The damage investigation clearly showed that internal corrosion had occurred in the pipes in the form of corrosion pits that also pierced the pipe wall in a number of places. The perforations and pits were always located under so-called tubercles, these are layered accumulations of corrosion products, sometimes several centimeters high. Microscopic examination (SEM-EDX) showed that certain layers in the corrosion product contain sulfur. Close to the perforations in the tube, bacterial populations were found in which sulphate-reducing bacteria were emphatically present and active.
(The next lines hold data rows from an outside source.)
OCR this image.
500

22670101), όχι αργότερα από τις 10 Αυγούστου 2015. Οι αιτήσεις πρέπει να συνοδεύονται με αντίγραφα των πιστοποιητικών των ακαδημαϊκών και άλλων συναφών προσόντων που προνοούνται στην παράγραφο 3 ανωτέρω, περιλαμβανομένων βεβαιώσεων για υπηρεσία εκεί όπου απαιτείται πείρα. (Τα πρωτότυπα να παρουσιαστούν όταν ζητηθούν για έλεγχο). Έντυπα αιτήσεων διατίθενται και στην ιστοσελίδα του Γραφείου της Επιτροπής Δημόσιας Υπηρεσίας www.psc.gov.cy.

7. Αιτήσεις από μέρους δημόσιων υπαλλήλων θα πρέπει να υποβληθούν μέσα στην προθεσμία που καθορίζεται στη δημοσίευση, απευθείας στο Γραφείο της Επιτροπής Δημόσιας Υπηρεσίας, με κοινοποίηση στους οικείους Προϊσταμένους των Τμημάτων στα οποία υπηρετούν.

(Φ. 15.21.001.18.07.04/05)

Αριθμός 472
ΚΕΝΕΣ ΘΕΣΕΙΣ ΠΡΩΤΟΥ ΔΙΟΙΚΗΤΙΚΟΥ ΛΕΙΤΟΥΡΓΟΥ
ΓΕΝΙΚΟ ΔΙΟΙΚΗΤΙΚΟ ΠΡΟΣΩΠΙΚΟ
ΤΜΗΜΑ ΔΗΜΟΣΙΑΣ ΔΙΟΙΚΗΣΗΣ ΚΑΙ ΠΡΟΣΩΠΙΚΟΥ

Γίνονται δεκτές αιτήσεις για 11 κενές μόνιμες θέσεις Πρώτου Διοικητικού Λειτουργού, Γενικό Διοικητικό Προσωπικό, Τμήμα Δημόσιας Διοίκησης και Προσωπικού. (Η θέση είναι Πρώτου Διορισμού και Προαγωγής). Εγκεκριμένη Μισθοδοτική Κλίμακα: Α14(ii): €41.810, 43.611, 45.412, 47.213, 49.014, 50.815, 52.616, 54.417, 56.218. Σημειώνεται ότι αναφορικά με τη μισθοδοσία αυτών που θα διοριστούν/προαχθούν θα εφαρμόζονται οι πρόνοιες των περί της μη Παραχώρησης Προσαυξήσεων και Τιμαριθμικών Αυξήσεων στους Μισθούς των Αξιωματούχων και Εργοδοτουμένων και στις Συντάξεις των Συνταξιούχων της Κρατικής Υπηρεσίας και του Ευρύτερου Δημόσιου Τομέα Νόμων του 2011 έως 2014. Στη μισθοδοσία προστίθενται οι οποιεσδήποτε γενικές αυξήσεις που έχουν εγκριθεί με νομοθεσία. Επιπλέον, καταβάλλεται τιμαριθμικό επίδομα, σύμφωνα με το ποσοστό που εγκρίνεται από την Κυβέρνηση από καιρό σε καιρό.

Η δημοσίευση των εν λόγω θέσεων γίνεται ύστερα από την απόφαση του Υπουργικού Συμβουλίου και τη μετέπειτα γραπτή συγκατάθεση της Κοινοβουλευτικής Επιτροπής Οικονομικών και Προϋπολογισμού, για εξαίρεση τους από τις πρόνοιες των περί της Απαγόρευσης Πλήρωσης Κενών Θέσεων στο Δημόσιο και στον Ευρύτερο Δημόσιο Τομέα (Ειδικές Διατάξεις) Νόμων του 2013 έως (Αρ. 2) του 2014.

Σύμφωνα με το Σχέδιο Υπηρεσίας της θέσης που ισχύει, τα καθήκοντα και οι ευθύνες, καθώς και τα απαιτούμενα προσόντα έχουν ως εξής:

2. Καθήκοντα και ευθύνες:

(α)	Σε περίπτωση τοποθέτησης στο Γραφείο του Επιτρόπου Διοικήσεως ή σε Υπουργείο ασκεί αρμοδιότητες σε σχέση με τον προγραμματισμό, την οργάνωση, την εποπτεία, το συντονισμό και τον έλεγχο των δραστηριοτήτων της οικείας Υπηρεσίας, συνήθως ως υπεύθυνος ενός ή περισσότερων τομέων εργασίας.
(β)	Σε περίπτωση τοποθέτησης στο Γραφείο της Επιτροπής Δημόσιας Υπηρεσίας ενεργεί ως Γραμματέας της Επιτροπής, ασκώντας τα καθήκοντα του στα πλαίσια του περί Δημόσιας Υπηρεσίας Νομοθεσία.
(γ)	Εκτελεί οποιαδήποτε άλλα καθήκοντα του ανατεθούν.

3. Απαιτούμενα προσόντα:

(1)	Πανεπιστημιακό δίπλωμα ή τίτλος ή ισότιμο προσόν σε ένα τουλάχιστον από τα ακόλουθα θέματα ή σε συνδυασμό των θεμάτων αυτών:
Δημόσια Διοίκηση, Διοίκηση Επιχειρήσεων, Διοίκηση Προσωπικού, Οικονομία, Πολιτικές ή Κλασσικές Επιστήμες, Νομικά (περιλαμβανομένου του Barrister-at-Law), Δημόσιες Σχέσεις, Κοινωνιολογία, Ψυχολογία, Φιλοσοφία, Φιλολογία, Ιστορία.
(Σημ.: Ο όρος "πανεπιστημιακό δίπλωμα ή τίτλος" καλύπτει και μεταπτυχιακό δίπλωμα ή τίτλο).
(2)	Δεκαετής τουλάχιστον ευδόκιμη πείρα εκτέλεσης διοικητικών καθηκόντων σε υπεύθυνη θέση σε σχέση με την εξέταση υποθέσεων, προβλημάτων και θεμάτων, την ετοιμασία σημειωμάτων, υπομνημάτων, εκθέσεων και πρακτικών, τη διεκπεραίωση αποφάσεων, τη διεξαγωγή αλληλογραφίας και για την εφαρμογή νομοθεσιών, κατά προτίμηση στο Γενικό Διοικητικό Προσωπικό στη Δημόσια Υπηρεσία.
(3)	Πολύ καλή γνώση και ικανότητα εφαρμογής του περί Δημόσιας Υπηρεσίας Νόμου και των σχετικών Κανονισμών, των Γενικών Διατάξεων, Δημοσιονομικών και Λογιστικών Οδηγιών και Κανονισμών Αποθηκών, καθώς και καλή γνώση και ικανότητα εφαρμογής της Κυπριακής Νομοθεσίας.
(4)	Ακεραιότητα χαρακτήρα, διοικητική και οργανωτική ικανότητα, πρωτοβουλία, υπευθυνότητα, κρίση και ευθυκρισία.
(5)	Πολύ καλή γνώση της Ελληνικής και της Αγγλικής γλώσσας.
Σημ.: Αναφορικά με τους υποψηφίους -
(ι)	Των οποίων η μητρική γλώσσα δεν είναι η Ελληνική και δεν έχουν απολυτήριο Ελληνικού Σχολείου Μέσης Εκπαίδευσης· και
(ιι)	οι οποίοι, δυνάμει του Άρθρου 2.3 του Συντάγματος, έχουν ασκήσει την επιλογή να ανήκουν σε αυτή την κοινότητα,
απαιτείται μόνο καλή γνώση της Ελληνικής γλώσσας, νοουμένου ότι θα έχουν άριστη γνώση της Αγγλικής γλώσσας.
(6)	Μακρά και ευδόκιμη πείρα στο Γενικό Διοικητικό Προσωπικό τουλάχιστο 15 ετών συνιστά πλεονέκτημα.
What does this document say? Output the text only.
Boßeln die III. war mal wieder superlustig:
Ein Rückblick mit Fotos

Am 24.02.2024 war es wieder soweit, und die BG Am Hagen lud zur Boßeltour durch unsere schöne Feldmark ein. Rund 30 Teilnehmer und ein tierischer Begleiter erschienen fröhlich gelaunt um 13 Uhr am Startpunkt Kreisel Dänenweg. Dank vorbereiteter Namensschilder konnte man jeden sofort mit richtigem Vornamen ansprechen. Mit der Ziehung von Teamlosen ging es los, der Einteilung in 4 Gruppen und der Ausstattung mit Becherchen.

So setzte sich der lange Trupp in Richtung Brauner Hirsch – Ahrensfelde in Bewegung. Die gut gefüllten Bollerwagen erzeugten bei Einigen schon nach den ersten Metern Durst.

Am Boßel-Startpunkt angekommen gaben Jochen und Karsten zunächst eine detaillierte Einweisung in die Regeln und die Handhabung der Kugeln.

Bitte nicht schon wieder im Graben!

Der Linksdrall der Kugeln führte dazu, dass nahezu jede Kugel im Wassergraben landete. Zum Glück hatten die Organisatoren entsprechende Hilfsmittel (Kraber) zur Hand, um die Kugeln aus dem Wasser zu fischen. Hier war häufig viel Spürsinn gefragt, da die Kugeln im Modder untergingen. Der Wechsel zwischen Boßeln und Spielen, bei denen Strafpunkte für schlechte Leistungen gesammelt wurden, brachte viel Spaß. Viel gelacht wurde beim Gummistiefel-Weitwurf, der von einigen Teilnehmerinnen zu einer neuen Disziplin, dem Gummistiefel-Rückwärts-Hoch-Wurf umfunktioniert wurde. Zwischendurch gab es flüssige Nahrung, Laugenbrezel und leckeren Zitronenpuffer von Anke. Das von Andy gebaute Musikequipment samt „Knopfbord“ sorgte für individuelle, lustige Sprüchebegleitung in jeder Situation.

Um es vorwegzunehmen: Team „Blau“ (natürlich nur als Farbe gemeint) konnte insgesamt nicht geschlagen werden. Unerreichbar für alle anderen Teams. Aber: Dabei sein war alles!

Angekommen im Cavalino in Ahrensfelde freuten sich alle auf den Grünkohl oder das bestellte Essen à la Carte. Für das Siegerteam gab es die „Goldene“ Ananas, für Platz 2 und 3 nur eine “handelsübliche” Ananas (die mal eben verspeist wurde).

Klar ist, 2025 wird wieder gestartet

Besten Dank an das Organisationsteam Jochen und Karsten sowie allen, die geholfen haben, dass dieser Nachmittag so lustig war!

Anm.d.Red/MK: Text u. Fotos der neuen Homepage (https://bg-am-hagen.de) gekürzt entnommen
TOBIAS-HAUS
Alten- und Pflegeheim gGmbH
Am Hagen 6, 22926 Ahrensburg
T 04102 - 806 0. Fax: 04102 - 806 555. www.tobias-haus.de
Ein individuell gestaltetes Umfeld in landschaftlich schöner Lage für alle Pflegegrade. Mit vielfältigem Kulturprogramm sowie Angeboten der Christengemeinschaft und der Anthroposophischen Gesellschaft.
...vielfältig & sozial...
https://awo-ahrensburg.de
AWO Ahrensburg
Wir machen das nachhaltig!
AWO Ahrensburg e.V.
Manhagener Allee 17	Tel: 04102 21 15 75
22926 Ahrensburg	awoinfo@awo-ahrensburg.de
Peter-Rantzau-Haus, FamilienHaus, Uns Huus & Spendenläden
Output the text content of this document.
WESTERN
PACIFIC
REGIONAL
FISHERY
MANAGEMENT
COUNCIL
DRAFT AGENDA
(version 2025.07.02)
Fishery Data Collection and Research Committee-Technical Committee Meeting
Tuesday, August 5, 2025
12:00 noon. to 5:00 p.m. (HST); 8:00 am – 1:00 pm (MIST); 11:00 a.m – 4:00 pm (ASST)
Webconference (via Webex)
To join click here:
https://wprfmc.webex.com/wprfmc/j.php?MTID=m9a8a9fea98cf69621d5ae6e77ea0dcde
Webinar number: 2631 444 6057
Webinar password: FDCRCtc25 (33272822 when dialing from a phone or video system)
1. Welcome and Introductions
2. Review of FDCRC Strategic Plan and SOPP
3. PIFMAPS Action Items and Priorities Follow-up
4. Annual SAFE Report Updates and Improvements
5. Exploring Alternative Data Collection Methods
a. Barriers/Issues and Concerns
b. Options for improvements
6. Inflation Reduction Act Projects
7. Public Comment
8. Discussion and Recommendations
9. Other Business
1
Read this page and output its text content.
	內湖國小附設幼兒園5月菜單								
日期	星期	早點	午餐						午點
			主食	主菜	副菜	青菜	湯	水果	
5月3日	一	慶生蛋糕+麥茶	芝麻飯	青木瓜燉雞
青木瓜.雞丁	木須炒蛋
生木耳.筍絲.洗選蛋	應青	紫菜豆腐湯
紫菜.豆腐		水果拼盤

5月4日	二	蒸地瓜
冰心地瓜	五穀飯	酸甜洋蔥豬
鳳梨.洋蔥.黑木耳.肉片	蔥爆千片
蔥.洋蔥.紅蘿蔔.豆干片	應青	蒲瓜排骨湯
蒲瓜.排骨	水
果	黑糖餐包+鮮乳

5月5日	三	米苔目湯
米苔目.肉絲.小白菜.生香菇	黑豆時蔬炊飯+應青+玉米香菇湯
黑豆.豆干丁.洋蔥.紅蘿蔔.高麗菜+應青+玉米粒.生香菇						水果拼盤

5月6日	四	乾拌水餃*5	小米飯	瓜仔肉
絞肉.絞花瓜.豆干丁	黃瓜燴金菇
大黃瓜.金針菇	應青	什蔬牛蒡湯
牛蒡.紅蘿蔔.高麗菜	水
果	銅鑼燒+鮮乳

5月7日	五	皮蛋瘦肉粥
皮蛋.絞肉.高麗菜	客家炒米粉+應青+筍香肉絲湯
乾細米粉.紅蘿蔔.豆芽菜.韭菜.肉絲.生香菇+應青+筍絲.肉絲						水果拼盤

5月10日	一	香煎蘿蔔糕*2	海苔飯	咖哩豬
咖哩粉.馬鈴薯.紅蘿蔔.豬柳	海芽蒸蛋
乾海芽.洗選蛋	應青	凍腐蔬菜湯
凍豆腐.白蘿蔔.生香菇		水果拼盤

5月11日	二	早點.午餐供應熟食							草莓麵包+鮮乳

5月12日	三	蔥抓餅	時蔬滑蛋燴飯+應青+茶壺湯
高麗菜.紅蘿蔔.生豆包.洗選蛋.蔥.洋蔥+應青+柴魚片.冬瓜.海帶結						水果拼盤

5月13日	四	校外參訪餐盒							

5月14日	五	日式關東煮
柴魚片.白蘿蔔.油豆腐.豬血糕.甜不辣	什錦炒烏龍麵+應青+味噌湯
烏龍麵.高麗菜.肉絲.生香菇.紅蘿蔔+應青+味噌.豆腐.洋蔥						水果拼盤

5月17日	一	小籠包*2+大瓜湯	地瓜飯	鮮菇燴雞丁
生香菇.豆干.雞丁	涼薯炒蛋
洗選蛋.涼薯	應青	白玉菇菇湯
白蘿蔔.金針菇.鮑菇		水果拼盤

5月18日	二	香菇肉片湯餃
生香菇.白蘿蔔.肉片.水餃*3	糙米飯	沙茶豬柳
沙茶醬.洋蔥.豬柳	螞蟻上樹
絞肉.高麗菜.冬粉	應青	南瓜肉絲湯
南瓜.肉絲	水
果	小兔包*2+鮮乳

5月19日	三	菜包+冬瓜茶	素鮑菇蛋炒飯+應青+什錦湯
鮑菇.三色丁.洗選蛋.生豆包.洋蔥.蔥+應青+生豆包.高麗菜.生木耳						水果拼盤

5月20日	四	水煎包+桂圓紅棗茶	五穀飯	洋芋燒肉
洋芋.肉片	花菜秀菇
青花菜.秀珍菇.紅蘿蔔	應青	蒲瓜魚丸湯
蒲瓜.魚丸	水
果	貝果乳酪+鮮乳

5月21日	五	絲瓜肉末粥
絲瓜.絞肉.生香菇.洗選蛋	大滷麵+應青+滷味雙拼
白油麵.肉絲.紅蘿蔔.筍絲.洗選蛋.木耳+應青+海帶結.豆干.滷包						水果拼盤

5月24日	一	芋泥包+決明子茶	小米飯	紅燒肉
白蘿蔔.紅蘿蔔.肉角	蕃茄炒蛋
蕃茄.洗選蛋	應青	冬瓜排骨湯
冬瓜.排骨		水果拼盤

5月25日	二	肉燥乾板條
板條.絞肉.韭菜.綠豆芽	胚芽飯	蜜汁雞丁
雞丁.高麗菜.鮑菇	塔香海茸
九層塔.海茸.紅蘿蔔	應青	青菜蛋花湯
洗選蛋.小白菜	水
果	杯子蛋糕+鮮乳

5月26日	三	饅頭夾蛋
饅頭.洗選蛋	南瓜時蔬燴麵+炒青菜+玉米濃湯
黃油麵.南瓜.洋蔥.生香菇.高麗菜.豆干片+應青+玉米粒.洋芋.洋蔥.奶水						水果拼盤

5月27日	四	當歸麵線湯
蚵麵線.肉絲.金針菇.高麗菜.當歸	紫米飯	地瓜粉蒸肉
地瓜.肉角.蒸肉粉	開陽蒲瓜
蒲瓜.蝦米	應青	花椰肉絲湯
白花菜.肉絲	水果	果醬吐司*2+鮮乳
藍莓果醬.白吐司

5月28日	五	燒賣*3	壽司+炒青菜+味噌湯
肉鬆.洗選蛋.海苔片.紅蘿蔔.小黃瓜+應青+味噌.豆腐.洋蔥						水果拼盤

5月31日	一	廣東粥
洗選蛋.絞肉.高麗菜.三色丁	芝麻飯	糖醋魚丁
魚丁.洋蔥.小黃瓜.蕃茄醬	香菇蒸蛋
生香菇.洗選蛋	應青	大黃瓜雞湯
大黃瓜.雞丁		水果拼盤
Since in this case it concerns damage occurring under a biofilm and thick layers of corrosion products, it is recommended to tackle the MIC problem with a biocide with a relatively long residence time in the pipe system. Such an agent can penetrate better into the biofilm and layer with corrosion products and thus exert its effect. In addition, a recommendation has been made to set up a reliable corrosion monitoring system with which the effect of the biocide dosages in the pipe system can also be monitored.
By proper analysis, the cause of such corrosion-related problems can be identified and a sustainable solution / improvement can be worked on.